Deep Transfer Learning with Xfer

Transfer learning in 3 lines of code:

repurposer = xfer.LrRepurposer(source_model, feature_layer_names=['fc7'])
repurposer.repurpose(train_iterator)
predictions = repurposer.predict_label(test_iterator)

Keep reading below to see Xfer in action!

Overview

What is Xfer?

Xfer is a library that allows quick and easy transfer of knowledge stored in deep neural networks. It can be used for the classification of data of arbitrary numeric format, and can be applied to the common cases of image or text data.

Xfer can be used as a pipeline that spans from extracting features to training a repurposer. The repurposer is then an object that performs classification in the target task.

You can also use individual components of Xfer as part of your own pipeline. For example, you can leverage the feature extractor to extract features from deep neural networks or ModelHandler, which allows for quick building of neural networks, even if you are not an MXNet expert.

How can Xfer help me?

  • Resource efficiency: you don’t have to train big neural networks from scratch.
  • Data efficiency: by transferring knowledge, you can classify complex data even if you have very few labels.
  • Easy access to neural networks: you don’t need to be an ML ninja in order to leverage the power of neural networks. With Xfer you can easily re-use them or even modify existing architectures and create your own solution.
  • Uncertainty modeling: With the Bayesian neural network (BNN) or the Gaussian process (GP) repurposers, you can obtain uncertainty in the predictions of the repurposer.
  • Utilities for feature extraction from neural networks.
  • Rapid prototyping.

This Demo

In this notebook we demonstrate Xfer in an image classification task.

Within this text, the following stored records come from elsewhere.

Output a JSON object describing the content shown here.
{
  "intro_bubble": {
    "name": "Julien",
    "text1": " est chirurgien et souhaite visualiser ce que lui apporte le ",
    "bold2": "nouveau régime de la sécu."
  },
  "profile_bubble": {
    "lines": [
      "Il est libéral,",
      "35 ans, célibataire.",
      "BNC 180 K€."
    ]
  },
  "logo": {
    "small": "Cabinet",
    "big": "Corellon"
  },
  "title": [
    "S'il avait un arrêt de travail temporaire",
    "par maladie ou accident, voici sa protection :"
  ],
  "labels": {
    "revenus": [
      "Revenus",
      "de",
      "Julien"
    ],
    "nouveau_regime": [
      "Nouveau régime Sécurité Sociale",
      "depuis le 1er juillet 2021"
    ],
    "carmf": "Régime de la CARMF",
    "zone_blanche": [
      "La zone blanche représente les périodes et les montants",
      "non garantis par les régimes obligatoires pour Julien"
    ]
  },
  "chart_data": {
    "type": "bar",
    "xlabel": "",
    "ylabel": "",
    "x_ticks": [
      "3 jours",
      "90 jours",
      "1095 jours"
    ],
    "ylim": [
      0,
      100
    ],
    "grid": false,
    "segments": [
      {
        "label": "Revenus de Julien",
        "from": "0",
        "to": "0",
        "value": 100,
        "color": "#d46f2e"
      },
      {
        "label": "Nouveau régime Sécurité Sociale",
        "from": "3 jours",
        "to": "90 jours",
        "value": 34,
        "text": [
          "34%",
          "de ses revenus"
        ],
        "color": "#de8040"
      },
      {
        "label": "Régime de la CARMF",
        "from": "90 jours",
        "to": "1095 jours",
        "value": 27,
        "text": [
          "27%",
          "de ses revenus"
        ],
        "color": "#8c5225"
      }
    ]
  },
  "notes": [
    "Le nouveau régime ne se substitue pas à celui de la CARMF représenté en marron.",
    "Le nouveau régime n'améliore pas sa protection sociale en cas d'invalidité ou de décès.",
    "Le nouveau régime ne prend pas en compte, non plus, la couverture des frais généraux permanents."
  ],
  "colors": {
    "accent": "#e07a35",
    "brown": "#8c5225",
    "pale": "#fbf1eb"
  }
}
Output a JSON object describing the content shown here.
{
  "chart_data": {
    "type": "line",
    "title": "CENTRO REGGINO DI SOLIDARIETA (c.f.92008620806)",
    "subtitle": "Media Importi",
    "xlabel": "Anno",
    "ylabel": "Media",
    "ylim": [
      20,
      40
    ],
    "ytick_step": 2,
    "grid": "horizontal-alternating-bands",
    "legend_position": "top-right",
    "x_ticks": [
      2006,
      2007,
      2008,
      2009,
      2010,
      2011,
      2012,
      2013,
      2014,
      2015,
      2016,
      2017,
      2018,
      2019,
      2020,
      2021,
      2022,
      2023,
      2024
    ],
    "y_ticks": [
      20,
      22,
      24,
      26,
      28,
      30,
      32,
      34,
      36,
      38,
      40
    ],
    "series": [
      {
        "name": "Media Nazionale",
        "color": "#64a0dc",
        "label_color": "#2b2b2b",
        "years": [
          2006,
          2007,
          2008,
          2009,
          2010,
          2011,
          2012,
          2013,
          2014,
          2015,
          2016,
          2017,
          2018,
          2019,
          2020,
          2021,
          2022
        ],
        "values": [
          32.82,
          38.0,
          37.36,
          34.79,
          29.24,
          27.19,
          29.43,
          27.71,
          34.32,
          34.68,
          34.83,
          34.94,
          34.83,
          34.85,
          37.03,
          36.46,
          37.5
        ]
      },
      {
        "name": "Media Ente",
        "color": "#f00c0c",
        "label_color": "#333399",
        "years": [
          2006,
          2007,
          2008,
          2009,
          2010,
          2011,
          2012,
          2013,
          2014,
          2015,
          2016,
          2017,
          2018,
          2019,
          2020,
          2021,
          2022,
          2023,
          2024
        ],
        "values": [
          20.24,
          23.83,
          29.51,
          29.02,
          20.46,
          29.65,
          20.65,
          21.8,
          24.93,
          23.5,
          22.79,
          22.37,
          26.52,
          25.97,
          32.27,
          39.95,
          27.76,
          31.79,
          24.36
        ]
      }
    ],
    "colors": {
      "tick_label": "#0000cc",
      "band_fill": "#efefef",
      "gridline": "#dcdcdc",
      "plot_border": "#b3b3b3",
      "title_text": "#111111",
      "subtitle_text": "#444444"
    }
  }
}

A pre-trained neural network is selected, from which we transfer knowledge for the classification task in the target domain. The target task is a much smaller set of images that come from a different domain (hand-drawn sketches), therefore the classifier from the source task cannot be used as is, without repurposing. Therefore, the aim is to train a new classifier and it is vital to transfer knowledge from the source task, due to the extremely scarce target dataset. The new classifier for the target task is either a meta-model or a modified and fine-tuned clone of the source task’s neural network.

Components

Xfer is comprised of 2 components:

  • ModelHandler - Extracts features from pretrained model and performs model manipulation
  • Repurposer - Repurposes model for target task

Transfer Learing Pipeline

In the following, we demonstrate the Xfer workflow:

  1. A data iterator creation
  2. A pre-trained model selection (i.e. picking a source task)
  3. Feature extraction with the ModelHandler
  4. Repurposer used to perform transfer learning from the source task to the target task

First we import or define all relevant modules and utilities.

In [1]:
import numpy as np
import os
import json
import random
import logging
import glob

import mxnet as mx
from sklearn.model_selection import StratifiedShuffleSplit
from sklearn.metrics import classification_report
from matplotlib import pylab as plt
%matplotlib inline

import xfer

seed=2
random.seed(seed)
np.random.seed(seed)
mx.random.seed(seed)

logger = logging.getLogger()
logger.setLevel(logging.INFO)

# Change the default option below to test Xfer on other datasets (or use your own!).
TEST_IMAGES = 'test_sketches/' # Options: 'test_images' or 'test_sketches' or 'test_images_sketch'
In [2]:
def get_iterators_from_folder(data_dir, train_size=0.6, batchsize=10, label_name='softmax_label', data_name='data', random_state=1):
    """
    Method to create iterators from data stored in a folder with the following structure:
    /data_dir
        /class1
            class1_img1
            class1_img2
            ...
            class1_imgN
        /class2
            class2_img1
            class2_img2
            ...
            class2_imgN
        ...
        /classN
    """
    # assert dir exists
    if not os.path.isdir(data_dir):
        raise ValueError('Directory not found: {}'.format(data_dir))
    # get class names
    classes = [x.split('/')[-1] for x in glob.glob(data_dir+'/*')]
    classes.sort()
    fnames = []
    labels = []
    for c in classes:
            # get all the image filenames and labels
            images = glob.glob(data_dir+'/'+c+'/*')
            images.sort()
            fnames += images
            labels += [c]*len(images)
    # create label2id mapping
    id2label = dict(enumerate(set(labels)))
    label2id = dict((v,k) for k, v in id2label.items())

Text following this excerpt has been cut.